La Banque de France a revu en baisse jeudi de 0,1 point de pourcentage sa prévision de croissance pour l’économie française en 2019 et 2020, à respectivement 1,4% et 1,5%, tout en soulignant sa résilience par rapport à ses partenaires dans la zone euro.

Le pouvoir d’achat devrait progresser de 2% par habitant en 2019, et l’environnement international redevenir «globalement favorable» après la mi-2019, selon ces projections pluriannuelles qui maintiennent inchangée à 1,4% la croissance prévue en 2021.

«Après les perturbations de l’activité induites en fin d’année par le mouvement des ‘gilets jaunes’, l’activité montre des signes d’amélioration», selon la banque centrale française.

Elle s’attend à ce que les mesures budgétaires votées en décembre pour tenter d’apaiser ce mouvement se traduisent par un gain de 0,3 point de pourcentage pour le produit intérieur brut (PIB) français, réparti entre 2019 et 2020.

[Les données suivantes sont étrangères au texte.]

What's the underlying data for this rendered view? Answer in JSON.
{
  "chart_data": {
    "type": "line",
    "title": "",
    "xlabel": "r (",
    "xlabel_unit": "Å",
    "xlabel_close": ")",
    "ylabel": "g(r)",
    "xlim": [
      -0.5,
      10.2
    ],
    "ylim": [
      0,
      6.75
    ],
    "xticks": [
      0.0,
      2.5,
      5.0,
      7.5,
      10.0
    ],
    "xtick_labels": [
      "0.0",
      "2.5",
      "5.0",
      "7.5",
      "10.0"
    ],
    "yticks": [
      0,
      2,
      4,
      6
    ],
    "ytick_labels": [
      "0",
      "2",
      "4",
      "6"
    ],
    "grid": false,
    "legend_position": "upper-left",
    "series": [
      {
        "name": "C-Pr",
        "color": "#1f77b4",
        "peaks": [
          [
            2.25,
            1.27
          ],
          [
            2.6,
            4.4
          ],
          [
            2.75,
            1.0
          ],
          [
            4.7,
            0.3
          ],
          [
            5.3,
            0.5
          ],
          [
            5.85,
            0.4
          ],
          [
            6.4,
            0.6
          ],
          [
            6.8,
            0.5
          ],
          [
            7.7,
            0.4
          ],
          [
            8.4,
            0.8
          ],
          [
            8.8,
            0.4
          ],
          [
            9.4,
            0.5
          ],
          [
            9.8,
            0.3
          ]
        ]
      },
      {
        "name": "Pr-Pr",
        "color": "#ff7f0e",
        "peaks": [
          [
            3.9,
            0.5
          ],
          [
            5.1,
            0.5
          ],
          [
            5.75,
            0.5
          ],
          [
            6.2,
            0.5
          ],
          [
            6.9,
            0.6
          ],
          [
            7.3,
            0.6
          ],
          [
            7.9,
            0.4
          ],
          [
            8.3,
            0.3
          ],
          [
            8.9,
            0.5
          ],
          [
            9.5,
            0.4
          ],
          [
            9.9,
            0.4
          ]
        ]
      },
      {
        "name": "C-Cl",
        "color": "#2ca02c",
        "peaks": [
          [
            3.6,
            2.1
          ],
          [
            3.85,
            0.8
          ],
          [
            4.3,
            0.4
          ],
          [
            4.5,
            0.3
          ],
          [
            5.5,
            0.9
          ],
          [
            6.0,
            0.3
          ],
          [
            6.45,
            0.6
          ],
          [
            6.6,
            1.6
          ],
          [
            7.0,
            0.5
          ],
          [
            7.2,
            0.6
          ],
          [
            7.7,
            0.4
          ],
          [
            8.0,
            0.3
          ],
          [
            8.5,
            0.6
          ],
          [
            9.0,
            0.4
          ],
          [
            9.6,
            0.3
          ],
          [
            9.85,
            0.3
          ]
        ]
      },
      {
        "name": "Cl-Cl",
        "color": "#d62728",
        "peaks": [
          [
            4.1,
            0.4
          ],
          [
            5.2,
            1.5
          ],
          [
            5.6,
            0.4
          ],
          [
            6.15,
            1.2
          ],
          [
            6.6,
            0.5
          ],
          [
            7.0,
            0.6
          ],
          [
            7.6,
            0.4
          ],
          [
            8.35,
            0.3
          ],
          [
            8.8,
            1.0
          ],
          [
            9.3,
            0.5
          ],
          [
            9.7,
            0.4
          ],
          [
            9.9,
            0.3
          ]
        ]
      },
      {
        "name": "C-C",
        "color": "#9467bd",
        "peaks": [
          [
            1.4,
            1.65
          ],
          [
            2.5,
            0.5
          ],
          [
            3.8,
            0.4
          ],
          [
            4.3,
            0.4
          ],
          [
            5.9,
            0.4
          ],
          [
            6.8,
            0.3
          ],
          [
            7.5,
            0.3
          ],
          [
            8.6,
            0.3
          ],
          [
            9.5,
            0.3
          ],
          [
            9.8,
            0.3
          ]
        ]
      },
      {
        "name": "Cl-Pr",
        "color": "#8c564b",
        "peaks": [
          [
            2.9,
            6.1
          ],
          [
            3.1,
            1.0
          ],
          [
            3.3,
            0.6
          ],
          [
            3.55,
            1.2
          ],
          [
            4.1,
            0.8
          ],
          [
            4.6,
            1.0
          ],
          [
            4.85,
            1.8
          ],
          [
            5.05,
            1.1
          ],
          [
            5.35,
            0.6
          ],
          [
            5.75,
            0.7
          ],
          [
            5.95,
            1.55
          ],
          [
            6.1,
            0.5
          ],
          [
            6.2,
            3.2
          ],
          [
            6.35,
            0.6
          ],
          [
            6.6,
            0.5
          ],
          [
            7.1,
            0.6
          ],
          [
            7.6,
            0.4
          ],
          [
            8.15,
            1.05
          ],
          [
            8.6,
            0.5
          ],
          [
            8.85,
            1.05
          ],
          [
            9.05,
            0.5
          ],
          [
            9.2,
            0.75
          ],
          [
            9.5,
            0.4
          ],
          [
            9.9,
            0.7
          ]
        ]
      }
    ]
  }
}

L’effet sur la consommation de ces mesures devrait se produire avec un certain décalage, tandis qu’elles se traduiront dans un premier temps par une hausse d’un demi-point de pourcentage du taux d’épargne rapporté au revenu disponible.

Par rapport à ses dernières prévisions de décembre, la Banque de France a révisé de 3,6% à 3,1% la «demande extérieure adressée à la France», qui permet de prévoir le niveau des exportations.

Le pays souffre en ce début d’année d’une dégradation de son environnement extérieur, notamment des tensions commerciales et du ralentissement chinois, mais moins que par exemple l’Allemagne, dont les exportations en dehors de la zone euro atteignent 32% du PIB contre seulement 17% pour la France.

Le niveau de croissance anticipé devrait permettre une «baisse graduelle du chômage à 8% en 2021», même si seulement 124.000 créations nettes d’emplois sont projetées pour cette année, soit deux fois moins qu’en 2018 (257’000).

La hausse des prix à la consommation, qui a fortement augmenté à 2,1% l’an passé, devrait retomber à 1,3% en 2019, «en lien avec la baisse du prix du pétrole depuis son pic de mi-2018», avant de se redresser à nouveau à 1,6% en 2020 et 1,7% en 2021, grâce à une progression de l’inflation sous-jacente.

Enfin la dette publique devrait se stabiliser cette année juste en-dessous de 100% du PIB, avant d’entamer une décrue en 2021. Le déficit public remontera à 3,2% du PIB en 2019, mais serait de 2,3% sans l’effet temporaire de la transformation du CICE en baisse de charges pérennes, prévoit encore la Banque de France.